Government estimates say the country has only 17 million child workers. But statistics with the South Asian Coalition of Child Servitude and other organisations like the International Labour Organisation show that India has more than 60 million bonded child workers and five million adult bonded labourers.

These children are denied their fundamental rights to childhood, to education, and to play and dream like normal children because they have to work for more than 12 hours every day. Most of them children are employed in factories manufacturing matches, fireworks, glass, tobacco processing, cement, and brick kilns in north Indian states.

Since 1991, more than 400 children and adults have died of silicosis in Madhya Pradesh. The slate and pencil factories in Madhya Pradesh are the proverbial death traps for thousands of children. But the government does not care for them and these children are leading a life of slavery and disease in Madhya Pradesh's slate factories. It is truly tragic that the children who should be taught to write on slates are forced to manufacture them.

Since 1981, SACCS has released more than 100,000 bonded child labourers and restored them to their parents. But I doubt if any government in the past five decades has initiated any action plan to rescue these children from servitude.

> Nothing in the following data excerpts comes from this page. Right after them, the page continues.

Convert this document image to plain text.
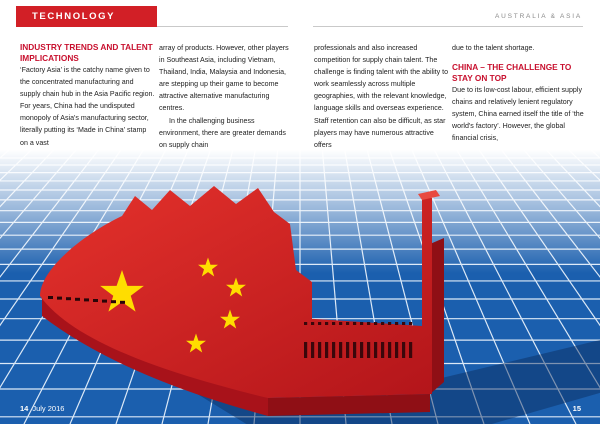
TECHNOLOGY	AUSTRALIA & ASIA
INDUSTRY TRENDS AND TALENT IMPLICATIONS

‘Factory Asia’ is the catchy name given to the concentrated manufacturing and supply chain hub in the Asia Pacific region. For years, China had the undisputed monopoly of Asia's manufacturing sector, literally putting its ‘Made in China’ stamp on a vast

array of products. However, other players in Southeast Asia, including Vietnam, Thailand, India, Malaysia and Indonesia, are stepping up their game to become attractive alternative manufacturing centres.

In the challenging business environment, there are greater demands on supply chain

professionals and also increased competition for supply chain talent. The challenge is finding talent with the ability to work seamlessly across multiple geographies, with the relevant knowledge, language skills and overseas experience. Staff retention can also be difficult, as star players may have numerous attractive offers

due to the talent shortage.

CHINA – THE CHALLENGE TO STAY ON TOP

Due to its low-cost labour, efficient supply chains and relatively lenient regulatory system, China earned itself the title of ‘the world's factory’. However, the global financial crisis,

14 July 2016	15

In 1996, the Supreme Court termed bonded labour as an "all-India evil" and ordered the government to launch programmes to rehabilitate and educate them. But the government yet to obey the court directive.

Therefore, SACCS along with other NGOs will urge people not to support or vote for those candidates who do not take up the issue of child labour during their election campaign.

Kailash Satyarthi is the chairperson of the New Delhi-based South Asian Coalition of Child Servitude. He spoke to George Iype.